After the coffee was refilled, he said, The Utes are doing well and that's all I care about. Talk about justice. They had to wait over a hundred years. But they're finally getting what they deserve. Leonard says the royalties are rolling in.

What I've heard, she said.

He's so smart, Sheridan continued. He's got the tribal council to create a trust fund. Sam's law firm helped 'em set it up. Most of the royalty money goes there. And they've got a plan to put that into education for several generations of tribal kids. They'll still have plenty left over for really decent housing for the families. And they've started work on the senior center and a new community center in Ignacio.

She said, They've finally got a chance to live like real ordinary human beings. She wanted to say more, to tell him that she had advised the Ute tribal council on how to set up a durable trust fund, but she decided it could wait until later.

He leaned back in his chair. Even poor, they were the most ordinary human beings I ever met. It's kinda interesting to wonder whether they'd get back on their horses and roam again if they could.

Be a little hard, she said, dragging their stuff across interstates and through a bunch of parking lots and truck stops.

He laughed. Sure enough. Wouldn't be the same as the old days, now would it? I just hope they don't go to hell with most of the rest of modern civilization. There'll be a few of them that'll pack up and buy some big old houses in Hollywood. He shook his head.

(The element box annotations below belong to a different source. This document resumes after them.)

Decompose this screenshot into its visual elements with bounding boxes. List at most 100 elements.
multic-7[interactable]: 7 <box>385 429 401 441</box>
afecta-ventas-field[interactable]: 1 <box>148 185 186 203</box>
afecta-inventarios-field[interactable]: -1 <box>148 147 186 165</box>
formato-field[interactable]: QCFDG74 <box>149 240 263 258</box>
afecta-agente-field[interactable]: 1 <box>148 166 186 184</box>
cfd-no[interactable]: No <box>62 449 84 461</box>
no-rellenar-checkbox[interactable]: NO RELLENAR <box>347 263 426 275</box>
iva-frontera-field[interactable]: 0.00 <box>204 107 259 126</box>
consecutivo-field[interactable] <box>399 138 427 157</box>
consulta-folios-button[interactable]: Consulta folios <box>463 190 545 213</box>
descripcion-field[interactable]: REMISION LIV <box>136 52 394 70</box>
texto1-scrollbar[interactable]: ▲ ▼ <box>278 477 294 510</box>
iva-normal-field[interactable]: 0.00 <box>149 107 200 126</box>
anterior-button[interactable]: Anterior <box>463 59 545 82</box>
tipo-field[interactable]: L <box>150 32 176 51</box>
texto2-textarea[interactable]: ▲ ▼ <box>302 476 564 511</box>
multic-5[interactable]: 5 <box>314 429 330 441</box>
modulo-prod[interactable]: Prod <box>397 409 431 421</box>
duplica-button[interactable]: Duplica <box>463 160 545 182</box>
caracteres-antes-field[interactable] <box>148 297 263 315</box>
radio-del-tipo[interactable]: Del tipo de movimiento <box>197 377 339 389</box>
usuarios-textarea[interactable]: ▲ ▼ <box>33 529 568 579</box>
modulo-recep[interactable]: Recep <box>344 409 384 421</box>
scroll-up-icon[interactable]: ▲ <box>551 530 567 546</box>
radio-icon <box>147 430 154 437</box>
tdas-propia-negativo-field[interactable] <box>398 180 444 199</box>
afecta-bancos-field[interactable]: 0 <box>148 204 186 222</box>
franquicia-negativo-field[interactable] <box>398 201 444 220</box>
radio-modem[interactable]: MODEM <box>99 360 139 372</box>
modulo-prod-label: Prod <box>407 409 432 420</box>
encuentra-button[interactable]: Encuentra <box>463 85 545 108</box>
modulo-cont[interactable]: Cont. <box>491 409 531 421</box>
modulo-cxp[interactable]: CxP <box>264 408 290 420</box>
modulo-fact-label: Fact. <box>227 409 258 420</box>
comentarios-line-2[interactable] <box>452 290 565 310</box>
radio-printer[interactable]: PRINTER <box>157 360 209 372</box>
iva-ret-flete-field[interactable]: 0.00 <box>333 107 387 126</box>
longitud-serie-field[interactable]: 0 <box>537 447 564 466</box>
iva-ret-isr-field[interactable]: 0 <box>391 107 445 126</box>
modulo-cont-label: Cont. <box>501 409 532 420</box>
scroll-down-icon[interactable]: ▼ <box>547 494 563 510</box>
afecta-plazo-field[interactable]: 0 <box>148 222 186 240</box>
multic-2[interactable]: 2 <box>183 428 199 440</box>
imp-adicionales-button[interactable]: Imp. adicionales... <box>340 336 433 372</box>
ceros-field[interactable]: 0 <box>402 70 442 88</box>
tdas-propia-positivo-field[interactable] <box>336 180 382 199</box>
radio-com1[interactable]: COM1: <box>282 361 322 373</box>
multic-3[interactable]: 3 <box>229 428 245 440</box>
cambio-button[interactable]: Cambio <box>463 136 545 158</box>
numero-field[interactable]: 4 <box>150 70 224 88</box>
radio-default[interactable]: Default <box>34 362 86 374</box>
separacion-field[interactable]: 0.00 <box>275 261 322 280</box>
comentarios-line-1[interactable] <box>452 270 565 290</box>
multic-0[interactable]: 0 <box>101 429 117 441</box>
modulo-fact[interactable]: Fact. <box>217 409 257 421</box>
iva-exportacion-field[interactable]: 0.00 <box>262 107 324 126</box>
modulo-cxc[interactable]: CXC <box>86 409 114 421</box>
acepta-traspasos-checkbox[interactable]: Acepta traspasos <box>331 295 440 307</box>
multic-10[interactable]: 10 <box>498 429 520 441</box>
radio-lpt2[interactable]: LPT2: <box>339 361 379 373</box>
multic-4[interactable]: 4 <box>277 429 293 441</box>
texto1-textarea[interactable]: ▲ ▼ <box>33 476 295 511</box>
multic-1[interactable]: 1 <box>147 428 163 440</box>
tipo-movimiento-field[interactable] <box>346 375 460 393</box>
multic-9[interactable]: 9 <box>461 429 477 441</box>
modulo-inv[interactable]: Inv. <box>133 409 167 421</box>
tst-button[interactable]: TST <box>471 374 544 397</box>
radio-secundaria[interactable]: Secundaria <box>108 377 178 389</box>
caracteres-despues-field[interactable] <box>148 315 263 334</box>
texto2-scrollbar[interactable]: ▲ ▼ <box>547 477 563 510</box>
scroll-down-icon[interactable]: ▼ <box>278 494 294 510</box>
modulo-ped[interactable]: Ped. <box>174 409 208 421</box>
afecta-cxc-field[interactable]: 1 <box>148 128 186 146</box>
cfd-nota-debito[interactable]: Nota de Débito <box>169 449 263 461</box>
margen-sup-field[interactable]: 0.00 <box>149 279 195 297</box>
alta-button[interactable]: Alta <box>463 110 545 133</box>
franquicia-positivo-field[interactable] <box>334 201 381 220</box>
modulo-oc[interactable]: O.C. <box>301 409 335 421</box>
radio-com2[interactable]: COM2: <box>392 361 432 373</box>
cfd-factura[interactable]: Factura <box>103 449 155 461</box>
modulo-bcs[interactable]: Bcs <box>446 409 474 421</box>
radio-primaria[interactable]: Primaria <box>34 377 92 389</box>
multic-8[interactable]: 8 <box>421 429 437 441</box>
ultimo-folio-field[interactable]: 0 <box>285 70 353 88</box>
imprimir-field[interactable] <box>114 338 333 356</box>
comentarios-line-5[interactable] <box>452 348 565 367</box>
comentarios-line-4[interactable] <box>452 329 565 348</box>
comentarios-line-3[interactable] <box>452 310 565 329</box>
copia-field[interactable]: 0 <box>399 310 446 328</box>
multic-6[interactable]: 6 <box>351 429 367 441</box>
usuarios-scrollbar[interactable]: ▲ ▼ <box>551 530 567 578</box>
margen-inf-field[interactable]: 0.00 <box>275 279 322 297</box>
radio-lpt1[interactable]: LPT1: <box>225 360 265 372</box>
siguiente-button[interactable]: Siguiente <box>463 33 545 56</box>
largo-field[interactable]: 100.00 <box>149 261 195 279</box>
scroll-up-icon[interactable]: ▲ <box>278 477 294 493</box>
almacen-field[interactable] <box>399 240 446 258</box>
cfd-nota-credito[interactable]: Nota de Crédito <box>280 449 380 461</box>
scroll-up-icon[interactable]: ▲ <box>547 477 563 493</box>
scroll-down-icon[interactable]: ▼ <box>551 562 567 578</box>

Have you gone to hell, Daniel? she asked.

He laughed again. Course not. If I had, you wouldn't be here, would you? And besides, I'm not big rich, in case you hadn't noticed.

That's a good question, she said. I suppose I would be here. I'd keep trying to save your soul.

Well, I appreciate that, Miss Missionary, he chuckled. My soul sure does want savin'.

If I cook something Friday, will you tell me more about what the tribe's doing? she asked. It's the only way I can find out.

Well, he said, you know Leonard as well as I do. Just get on your horse and ride out there. He'd love to see you. After a pause he said, But you know me well enough to know I'm not going to turn down a supper.

They rose, he threw a bill on the table, and they headed for the door. I'll bring the Jameson, he said as he touched her shoulder, then raised a hand in parting.

5.

He didn't tell Caroline about the ceremony. He rarely did.

The day after his adventure with Harv Waldron's cows, he had indeed met with Leonard Cloud, the tribal chairman. Then he had gone to the weathered house owned by the Southern Ute's venerable holy man on the outskirts of Ignacio. Two Hawks was well into his eighties. No one, including himself, was quite sure of the year of his birth in the early twentieth century. From his earliest years, Two Hawks had seen spirits in the wind and water. He prayed to the four compass points and the four seasons. And he communed with all the creatures. Each species of tree—sage, juniper, pinion—had its own spirit, and all required respect and reverence. The birds were messengers on the wing. Though he was an occasional meat-eater, there was no memory in the tribe of him ever purposefully harming a living thing. A rattler deserved his own space. Two Hawks would step well around.